The problem for Washington, at least according to Raman and other Indian analysts, is that regardless of their validity, Pakistan's fears translate into inaction when it comes to tackling the Afghan Taliban on its soil. "[The Afghan Taliban] are important to the Pakistanis. They give them a strategic depth," says Raman. Commodore Uday Bhaskar, director of the National Maritime Foundation, a think-tank attached to the Indian navy, says the Pakistani military is still struggling to accept a strategic universe in which India is no longer its most dangerous enemy. "You get the sense that if [India] does not loom large as a threat, then the Pakistani military loses much of its raison d'etre as an institution," says Bhaskar.
Indian analysts fear tensions could be exacerbated by President Obama's declaration that the U.S. will begin to draw down 18 months after surging some 30,000 more American troops into Afghanistan. "It makes political sense for Obama, but the decision has really set the cat amongst the pigeons in the region," says Bhaskar. "Everyone is rattled." The prospect that the U.S. will soon depart Afghanistan makes it even less likely that Pakistan will want to crack down on a group that could still be a strategic asset in an uncertain situation.

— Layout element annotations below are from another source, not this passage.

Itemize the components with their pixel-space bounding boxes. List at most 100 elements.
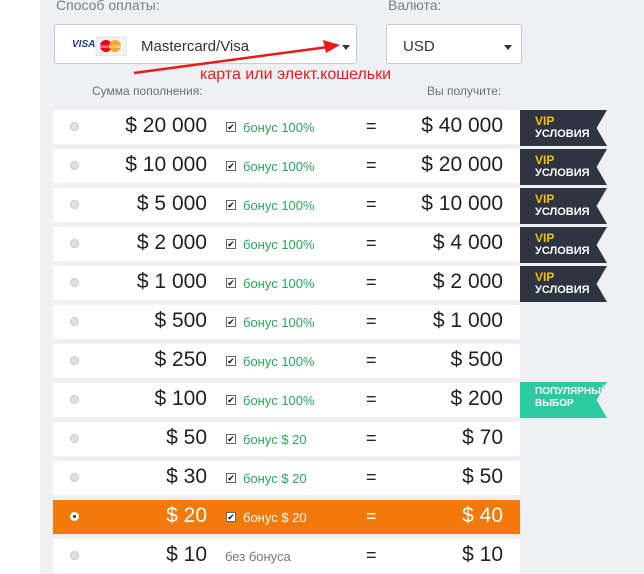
deposit-amount: $ 10: [166, 543, 207, 566]
deposit-option-row[interactable]: $ 100 ✔ бонус 100% = $ 200: [53, 383, 520, 417]
radio-button[interactable]: [70, 122, 79, 131]
receive-amount: $ 50: [462, 465, 503, 488]
card-logo-icon: VISA MasterCard: [69, 35, 127, 56]
radio-button[interactable]: [70, 473, 79, 482]
vip-conditions-badge[interactable]: VIP УСЛОВИЯ: [520, 266, 607, 302]
popular-label: ПОПУЛЯРНЫЙ ВЫБОР: [535, 386, 609, 409]
deposit-option-row[interactable]: $ 500 ✔ бонус 100% = $ 1 000: [53, 305, 520, 339]
bonus-label: бонус $ 20: [243, 471, 307, 486]
deposit-amount: $ 5 000: [136, 192, 207, 215]
vip-label: VIP: [535, 231, 555, 245]
deposit-amount: $ 10 000: [125, 153, 207, 176]
deposit-option-row[interactable]: $ 20 000 ✔ бонус 100% = $ 40 000: [53, 110, 520, 144]
receive-amount: $ 500: [450, 348, 503, 371]
receive-amount: $ 70: [462, 426, 503, 449]
receive-amount: $ 10: [462, 543, 503, 566]
deposit-amount: $ 2 000: [136, 231, 207, 254]
payment-method-select[interactable]: VISA MasterCard Mastercard/Visa: [54, 24, 357, 64]
deposit-option-row[interactable]: $ 50 ✔ бонус $ 20 = $ 70: [53, 422, 520, 456]
checkbox-checked-icon: ✔: [226, 395, 236, 405]
checkbox-checked-icon: ✔: [226, 356, 236, 366]
vip-label: VIP: [535, 192, 555, 206]
deposit-option-row[interactable]: $ 250 ✔ бонус 100% = $ 500: [53, 344, 520, 378]
payment-method-value: Mastercard/Visa: [141, 38, 250, 55]
checkbox-checked-icon: ✔: [226, 200, 236, 210]
checkbox-checked-icon: ✔: [226, 512, 236, 522]
deposit-amount: $ 1 000: [136, 270, 207, 293]
checkbox-checked-icon: ✔: [226, 239, 236, 249]
vip-label: VIP: [535, 153, 555, 167]
vip-conditions-badge[interactable]: VIP УСЛОВИЯ: [520, 149, 607, 185]
radio-button[interactable]: [70, 356, 79, 365]
checkbox-checked-icon: ✔: [226, 122, 236, 132]
currency-select[interactable]: USD: [386, 24, 522, 64]
checkbox-checked-icon: ✔: [226, 161, 236, 171]
svg-text:VISA: VISA: [72, 39, 95, 50]
deposit-amount: $ 250: [154, 348, 207, 371]
checkbox-checked-icon: ✔: [226, 278, 236, 288]
svg-text:MasterCard: MasterCard: [100, 44, 124, 49]
bonus-label: бонус $ 20: [243, 432, 307, 447]
conditions-label: УСЛОВИЯ: [535, 167, 590, 179]
equals-sign: =: [366, 389, 377, 409]
conditions-label: УСЛОВИЯ: [535, 206, 590, 218]
receive-amount: $ 2 000: [432, 270, 503, 293]
bonus-label: бонус 100%: [243, 120, 315, 135]
deposit-option-row[interactable]: $ 10 000 ✔ бонус 100% = $ 20 000: [53, 149, 520, 183]
equals-sign: =: [366, 467, 377, 487]
deposit-amount: $ 500: [154, 309, 207, 332]
vip-conditions-badge[interactable]: VIP УСЛОВИЯ: [520, 110, 607, 146]
radio-button[interactable]: [70, 278, 79, 287]
deposit-amount: $ 20 000: [125, 114, 207, 137]
receive-amount: $ 200: [450, 387, 503, 410]
bonus-label: бонус 100%: [243, 315, 315, 330]
deposit-amount: $ 100: [154, 387, 207, 410]
equals-sign: =: [366, 311, 377, 331]
conditions-label: УСЛОВИЯ: [535, 128, 590, 140]
vip-label: VIP: [535, 270, 555, 284]
vip-label: VIP: [535, 114, 555, 128]
receive-amount: $ 10 000: [421, 192, 503, 215]
deposit-option-row-selected[interactable]: $ 20 ✔ бонус $ 20 = $ 40: [53, 500, 520, 534]
conditions-label: УСЛОВИЯ: [535, 284, 590, 296]
checkbox-checked-icon: ✔: [226, 473, 236, 483]
bonus-label: бонус 100%: [243, 237, 315, 252]
deposit-option-row[interactable]: $ 1 000 ✔ бонус 100% = $ 2 000: [53, 266, 520, 300]
popular-choice-badge: ПОПУЛЯРНЫЙ ВЫБОР: [520, 382, 607, 418]
chevron-down-icon: [504, 45, 512, 50]
deposit-amount: $ 50: [166, 426, 207, 449]
equals-sign: =: [366, 272, 377, 292]
radio-button[interactable]: [70, 551, 79, 560]
bonus-label: бонус 100%: [243, 276, 315, 291]
deposit-option-row[interactable]: $ 2 000 ✔ бонус 100% = $ 4 000: [53, 227, 520, 261]
vip-conditions-badge[interactable]: VIP УСЛОВИЯ: [520, 188, 607, 224]
vip-conditions-badge[interactable]: VIP УСЛОВИЯ: [520, 227, 607, 263]
radio-button[interactable]: [70, 161, 79, 170]
radio-button-selected[interactable]: [70, 512, 79, 521]
equals-sign: =: [366, 545, 377, 565]
payment-method-label: Способ оплаты:: [56, 0, 160, 13]
bonus-label: бонус 100%: [243, 354, 315, 369]
deposit-option-row[interactable]: $ 30 ✔ бонус $ 20 = $ 50: [53, 461, 520, 495]
radio-button[interactable]: [70, 395, 79, 404]
equals-sign: =: [366, 116, 377, 136]
chevron-down-icon: [342, 45, 350, 50]
receive-amount: $ 20 000: [421, 153, 503, 176]
radio-button[interactable]: [70, 434, 79, 443]
radio-button[interactable]: [70, 317, 79, 326]
equals-sign: =: [366, 233, 377, 253]
receive-amount: $ 4 000: [432, 231, 503, 254]
equals-sign: =: [366, 155, 377, 175]
equals-sign: =: [366, 428, 377, 448]
receive-column-header: Вы получите:: [427, 84, 502, 98]
radio-button[interactable]: [70, 200, 79, 209]
radio-button[interactable]: [70, 239, 79, 248]
deposit-option-row[interactable]: $ 10 без бонуса = $ 10: [53, 539, 520, 573]
annotation-text: карта или элект.кошельки: [200, 66, 392, 83]
receive-amount: $ 40 000: [421, 114, 503, 137]
currency-label: Валюта:: [388, 0, 442, 13]
bonus-label: бонус $ 20: [243, 510, 307, 525]
no-bonus-label: без бонуса: [225, 549, 291, 564]
deposit-option-row[interactable]: $ 5 000 ✔ бонус 100% = $ 10 000: [53, 188, 520, 222]
receive-amount: $ 1 000: [432, 309, 503, 332]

India, for its part, is unlikely to change its own strategy in Afghanistan. It is developing a port at Chabahar in Iran, which could become a key point of entry for Indian goods and materiel into Afghanistan because Pakistan refuses India land transit rights to the Afghan border. India also runs an air base at Farkhor in Tajikistan on Afghanistan's northeastern border a facility it secured with Russian support. Neither Moscow nor Tehran want to see the Taliban return to power, and a growing consensus between Russia, Iran and India all traditional backers of the Northern Alliance could work to prevent that in the months and years to come. "India may have to hedge its bets with these regional partners," says Harsh Pant. "When America leaves Afghanistan, they may be the ones left to deal with the mess."